Source: http://enr.construction.com, January 28, 2014
By: Richard Korman
A state court in Texas restored some order to U.S. contractors’ general liability insurance, limiting insurers’ efforts to narrow what is considered an “occurrence” covered under a policy.
Insurers have been trying to eliminate coverage for defects in the contractor’s own work.
The issue has come up in several states in recent years, and state legislatures have stepped in several times to restore coverage through laws.
The current case originated in Texas and was widely watched as a bellwether.
In an opinion issued January 17, Judge Phil Johnson of the Texas Supreme Court ruled that general contractors don’t “assume liability” for damages arising out of their defective work in a way that triggers the contractual liability exclusion. That exclusion would have cut off coverage.
In other words, when a contractor agrees in its contract to perform work in a good and workmanlike manner, unless the contract specifically says otherwise, defects in the contractor’s own work are covered.
Johnson’s ruling came in the form of answers to questions posed to Texas state supreme court judges from a federal appeals court in New Orleans. Now that the matter is settled in Texas, judges in other states may turn to the Texas ruling for guidance.
Josh N. Bowlin, a shareholder in the Houston office of law firm Chamberlain Hrdlicka, says, “It’s not only good news for contractors in Texas but it’s far-reaching for contractors in other jurisdictions.”
“It’s significant for industry and for insurance coverage lawyers,” says Bowlin.
Christine Kirchner, another Chamberlain Hrdlicka shareholder, says that although insurers can create any kind of exclusion, most large carriers rely on standard forms and they are unlikely to want to “manuscript and add in additional exclusions.”
Tennis Court Cracks
The ruling stems from a case called Ewing Construction Co. and it is related to work Ewing did starting in 2008 on schools in Corpus Christi for the Tuluso-Midway Independent School District, including construction of tennis courts that later began to crack and flake. The value of the contract was $2.2 million.
The school district sued Ewing and Ewing then turned to its insurance carrier, Amerisure, to defend and indemnify it. Amerisure balked, and Ewing sued Amerisure in federal district court in Texas and lost. Ewing appealed, and a panel of judges ruled for the insurer in June, 2012—and then turned around and put its decision on hold when the panel realized its decision could remove insurance coverage as it had been understood to work for decades for contractors in Texas.
It was a rare do-over call, worthy of an umpire’s perogative in a tennis match.
The federal appeals court decided to ask the Supreme Court of Texas to decide how it understood liability coverage and exclusions to work in Texas.
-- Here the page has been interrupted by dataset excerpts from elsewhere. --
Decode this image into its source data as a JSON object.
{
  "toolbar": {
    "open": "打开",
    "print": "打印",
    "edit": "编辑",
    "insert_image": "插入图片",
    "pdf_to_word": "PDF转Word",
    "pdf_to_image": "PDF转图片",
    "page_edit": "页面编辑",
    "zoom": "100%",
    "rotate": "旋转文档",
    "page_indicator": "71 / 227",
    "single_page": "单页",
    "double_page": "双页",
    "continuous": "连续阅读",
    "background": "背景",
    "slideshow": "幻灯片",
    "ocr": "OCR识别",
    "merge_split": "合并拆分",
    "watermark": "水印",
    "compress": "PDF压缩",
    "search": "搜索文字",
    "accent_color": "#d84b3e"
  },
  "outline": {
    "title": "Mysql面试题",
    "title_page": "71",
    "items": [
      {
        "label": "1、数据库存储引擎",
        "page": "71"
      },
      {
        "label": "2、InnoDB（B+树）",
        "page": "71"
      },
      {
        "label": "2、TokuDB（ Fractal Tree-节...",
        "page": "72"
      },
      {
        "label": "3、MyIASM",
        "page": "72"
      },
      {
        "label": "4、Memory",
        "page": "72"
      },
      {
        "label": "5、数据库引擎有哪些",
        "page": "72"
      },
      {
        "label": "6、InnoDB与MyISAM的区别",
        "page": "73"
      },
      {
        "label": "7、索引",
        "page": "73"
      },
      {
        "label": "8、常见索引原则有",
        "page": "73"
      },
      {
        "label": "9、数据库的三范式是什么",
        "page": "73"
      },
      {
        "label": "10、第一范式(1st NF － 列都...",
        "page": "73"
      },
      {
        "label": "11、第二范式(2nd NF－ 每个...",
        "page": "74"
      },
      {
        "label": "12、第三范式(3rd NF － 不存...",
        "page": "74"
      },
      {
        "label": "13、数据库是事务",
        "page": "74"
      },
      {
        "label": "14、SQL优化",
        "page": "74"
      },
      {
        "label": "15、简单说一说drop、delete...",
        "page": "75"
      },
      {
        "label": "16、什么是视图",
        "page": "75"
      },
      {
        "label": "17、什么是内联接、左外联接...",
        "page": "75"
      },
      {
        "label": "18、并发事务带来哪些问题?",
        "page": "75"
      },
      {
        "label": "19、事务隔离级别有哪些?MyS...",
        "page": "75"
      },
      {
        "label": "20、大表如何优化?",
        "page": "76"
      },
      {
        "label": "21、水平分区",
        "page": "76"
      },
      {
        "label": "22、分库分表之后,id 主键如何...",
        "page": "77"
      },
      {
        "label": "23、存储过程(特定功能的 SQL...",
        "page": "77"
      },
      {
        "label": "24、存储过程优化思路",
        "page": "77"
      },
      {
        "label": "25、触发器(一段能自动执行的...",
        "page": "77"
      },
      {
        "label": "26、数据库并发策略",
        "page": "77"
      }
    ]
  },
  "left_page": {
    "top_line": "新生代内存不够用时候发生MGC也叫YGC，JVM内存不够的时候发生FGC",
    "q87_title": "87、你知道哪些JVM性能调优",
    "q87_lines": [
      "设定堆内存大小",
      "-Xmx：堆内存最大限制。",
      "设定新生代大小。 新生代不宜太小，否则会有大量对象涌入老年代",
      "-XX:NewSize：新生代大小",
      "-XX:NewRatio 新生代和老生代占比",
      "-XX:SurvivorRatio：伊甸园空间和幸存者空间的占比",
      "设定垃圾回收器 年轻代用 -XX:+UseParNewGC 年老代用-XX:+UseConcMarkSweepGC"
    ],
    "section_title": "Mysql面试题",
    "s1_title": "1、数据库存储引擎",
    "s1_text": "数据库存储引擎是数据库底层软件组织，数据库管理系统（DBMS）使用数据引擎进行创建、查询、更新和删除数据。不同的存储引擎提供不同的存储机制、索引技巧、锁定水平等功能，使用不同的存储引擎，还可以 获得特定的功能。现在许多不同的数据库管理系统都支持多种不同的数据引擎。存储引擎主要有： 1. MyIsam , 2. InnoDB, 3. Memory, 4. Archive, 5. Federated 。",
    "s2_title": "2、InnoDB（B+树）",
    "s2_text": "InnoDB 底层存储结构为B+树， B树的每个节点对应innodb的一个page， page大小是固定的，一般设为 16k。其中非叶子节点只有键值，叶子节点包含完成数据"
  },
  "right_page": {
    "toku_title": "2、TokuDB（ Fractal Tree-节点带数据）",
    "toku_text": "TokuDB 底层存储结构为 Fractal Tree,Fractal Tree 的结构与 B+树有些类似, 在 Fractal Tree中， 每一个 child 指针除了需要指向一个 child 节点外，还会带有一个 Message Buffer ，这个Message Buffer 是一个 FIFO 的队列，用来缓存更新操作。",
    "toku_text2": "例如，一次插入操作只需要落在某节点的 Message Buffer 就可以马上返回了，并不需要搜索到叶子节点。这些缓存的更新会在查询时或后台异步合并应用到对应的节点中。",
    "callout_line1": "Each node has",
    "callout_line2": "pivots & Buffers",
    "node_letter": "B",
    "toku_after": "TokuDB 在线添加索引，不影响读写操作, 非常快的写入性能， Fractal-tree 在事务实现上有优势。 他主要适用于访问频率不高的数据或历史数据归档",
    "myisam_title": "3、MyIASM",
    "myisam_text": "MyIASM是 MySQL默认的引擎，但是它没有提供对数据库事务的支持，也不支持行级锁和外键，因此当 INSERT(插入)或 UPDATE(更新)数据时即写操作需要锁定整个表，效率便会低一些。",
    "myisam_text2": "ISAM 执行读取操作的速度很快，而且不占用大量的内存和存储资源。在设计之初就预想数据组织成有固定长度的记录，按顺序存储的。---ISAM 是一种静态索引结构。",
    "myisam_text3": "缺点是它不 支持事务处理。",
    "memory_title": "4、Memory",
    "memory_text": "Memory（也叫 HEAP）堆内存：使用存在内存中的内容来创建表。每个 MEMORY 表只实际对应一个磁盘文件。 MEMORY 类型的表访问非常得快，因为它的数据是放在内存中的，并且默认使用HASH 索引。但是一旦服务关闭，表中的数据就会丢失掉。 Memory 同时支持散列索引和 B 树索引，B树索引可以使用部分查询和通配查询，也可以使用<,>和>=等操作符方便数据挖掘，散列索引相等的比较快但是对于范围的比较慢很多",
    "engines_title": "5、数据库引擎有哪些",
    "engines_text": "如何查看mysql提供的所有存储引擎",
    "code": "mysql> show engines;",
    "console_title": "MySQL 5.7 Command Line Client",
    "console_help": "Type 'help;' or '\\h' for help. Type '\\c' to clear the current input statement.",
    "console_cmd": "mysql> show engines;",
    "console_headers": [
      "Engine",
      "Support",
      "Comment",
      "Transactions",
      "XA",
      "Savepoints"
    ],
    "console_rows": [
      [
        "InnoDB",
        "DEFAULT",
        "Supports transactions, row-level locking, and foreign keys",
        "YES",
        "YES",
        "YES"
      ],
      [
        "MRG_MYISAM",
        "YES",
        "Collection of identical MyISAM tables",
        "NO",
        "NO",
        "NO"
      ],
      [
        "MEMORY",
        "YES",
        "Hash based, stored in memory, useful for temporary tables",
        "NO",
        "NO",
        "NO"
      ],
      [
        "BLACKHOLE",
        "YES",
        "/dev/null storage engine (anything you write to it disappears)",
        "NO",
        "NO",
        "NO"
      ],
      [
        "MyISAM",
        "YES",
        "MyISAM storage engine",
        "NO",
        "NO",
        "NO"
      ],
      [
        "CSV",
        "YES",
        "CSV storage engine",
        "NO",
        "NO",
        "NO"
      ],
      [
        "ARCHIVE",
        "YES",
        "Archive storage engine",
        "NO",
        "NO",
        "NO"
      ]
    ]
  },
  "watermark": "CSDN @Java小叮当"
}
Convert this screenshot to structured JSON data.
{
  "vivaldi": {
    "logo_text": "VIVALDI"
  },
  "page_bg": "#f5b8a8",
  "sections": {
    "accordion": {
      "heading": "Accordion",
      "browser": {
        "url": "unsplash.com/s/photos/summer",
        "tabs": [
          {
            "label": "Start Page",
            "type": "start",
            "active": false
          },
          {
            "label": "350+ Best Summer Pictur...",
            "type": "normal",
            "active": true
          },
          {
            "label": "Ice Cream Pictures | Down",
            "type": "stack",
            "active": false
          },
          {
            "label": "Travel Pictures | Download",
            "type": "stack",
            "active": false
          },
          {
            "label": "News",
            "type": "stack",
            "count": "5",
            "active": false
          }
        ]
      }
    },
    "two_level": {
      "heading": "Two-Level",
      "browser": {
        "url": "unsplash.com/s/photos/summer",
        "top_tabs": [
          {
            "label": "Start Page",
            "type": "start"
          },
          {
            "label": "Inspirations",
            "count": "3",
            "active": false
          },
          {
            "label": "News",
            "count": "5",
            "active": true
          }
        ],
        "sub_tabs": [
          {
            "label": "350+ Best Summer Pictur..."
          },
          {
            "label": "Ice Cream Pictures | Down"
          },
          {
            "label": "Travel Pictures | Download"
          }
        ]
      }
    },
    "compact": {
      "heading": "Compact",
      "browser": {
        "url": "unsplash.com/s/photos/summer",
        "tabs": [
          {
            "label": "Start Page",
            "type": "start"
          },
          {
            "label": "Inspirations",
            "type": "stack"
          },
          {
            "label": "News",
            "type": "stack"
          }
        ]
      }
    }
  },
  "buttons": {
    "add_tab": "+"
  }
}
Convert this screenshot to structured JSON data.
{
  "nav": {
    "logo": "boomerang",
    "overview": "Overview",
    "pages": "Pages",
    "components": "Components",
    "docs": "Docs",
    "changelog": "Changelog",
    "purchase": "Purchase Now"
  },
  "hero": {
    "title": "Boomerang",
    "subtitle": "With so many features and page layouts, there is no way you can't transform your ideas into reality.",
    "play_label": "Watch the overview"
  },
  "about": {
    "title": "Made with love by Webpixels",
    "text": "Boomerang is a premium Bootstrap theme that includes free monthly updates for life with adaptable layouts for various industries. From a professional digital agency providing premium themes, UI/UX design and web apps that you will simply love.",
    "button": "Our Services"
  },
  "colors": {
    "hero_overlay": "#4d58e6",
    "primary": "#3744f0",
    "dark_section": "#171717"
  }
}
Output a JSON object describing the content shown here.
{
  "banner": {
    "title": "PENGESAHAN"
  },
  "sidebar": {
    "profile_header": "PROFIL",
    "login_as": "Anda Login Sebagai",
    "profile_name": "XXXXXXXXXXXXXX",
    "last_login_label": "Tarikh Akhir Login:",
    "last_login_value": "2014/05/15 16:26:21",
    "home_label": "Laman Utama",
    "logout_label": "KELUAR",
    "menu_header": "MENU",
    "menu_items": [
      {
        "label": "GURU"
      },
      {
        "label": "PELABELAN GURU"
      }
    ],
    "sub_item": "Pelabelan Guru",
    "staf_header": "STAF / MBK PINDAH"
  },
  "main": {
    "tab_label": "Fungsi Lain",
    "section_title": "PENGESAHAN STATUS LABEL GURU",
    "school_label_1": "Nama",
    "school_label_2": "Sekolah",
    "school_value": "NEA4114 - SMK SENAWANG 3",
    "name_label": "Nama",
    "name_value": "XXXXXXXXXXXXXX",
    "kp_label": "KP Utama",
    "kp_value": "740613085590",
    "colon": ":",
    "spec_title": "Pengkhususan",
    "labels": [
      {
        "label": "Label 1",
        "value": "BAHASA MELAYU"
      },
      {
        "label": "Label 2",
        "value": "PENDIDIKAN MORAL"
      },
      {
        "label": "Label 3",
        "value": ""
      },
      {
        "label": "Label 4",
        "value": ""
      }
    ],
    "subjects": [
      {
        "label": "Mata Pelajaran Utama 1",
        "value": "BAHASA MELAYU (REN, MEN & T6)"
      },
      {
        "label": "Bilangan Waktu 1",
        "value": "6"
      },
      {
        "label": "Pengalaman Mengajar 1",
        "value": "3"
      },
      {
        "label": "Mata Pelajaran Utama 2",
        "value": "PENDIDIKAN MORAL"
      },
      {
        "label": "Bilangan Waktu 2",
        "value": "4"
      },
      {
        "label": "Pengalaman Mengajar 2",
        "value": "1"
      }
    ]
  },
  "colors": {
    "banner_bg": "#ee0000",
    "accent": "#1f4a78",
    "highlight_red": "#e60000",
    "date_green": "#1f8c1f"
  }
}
The federal appeals court asked if a general contractor that agrees to perform work in a good and workmanlike manner “assumes liability’ for damages arising out of the contractor’s defective work and that the defective work is specifically not covered because of the Contractual Liability Exclusion in most contracts.
The answer from Texas is no, not unless the contractor agrees in the contract to enlarge its obligation.
One attorney wrote that this widely anticipated ruling allowed “insureds” to “breathe a sigh of relief.”
“The court got it exactly right,” notes Kirchner. “The court is saying that if you have duties you owe under common law to perform workmanlike, the fact that you reduce to a contract doesn’t mean it falls into the contractual liability exclusion of a policy.”
“You would have to promise more” in performing your duties under the contract, says Kirchner.
Kirchner and others noted that whether a contractor is indemnified for bad work under a general liability policy still is “tenuous because of all the other exclusions that may apply.”
So Ewing, says Bowlin, still may not be able to secure coverage under its policy.
Influence to Vary From State to State
Kenneth E. Rubinstein, a director in the Boston and Concord offices of attorneys Preti, Flaherty, agrees that the decision is significant but says the ramifications will differ from state to state and depending on the contract and insurance policies involved.
“My own take is that this is not going to be a sweeping change that pushes carriers to all of a sudden cover, for example, damage to the the second floor when the contractor is working on the third.”
The point to be taken from the Ewing case decision, says Rubinstein, is that contractors and designers must be careful about describing a standard of care of any kind in their contracts.
The Ewing decision says that although a contractor doesn’t take on more liability unless it agrees to enlarge its obligation, that has to be taken with a rule of reason and to the extent that a standard of care articulated in the contract would otherwise apply.
“If you agree to a standard of care,” says Rubinstein, you are taking on a contractually assured risk.’
Johnson’s decision, Rubinstein notes, “doesn’t convert every insurance agreement into a performance bond.”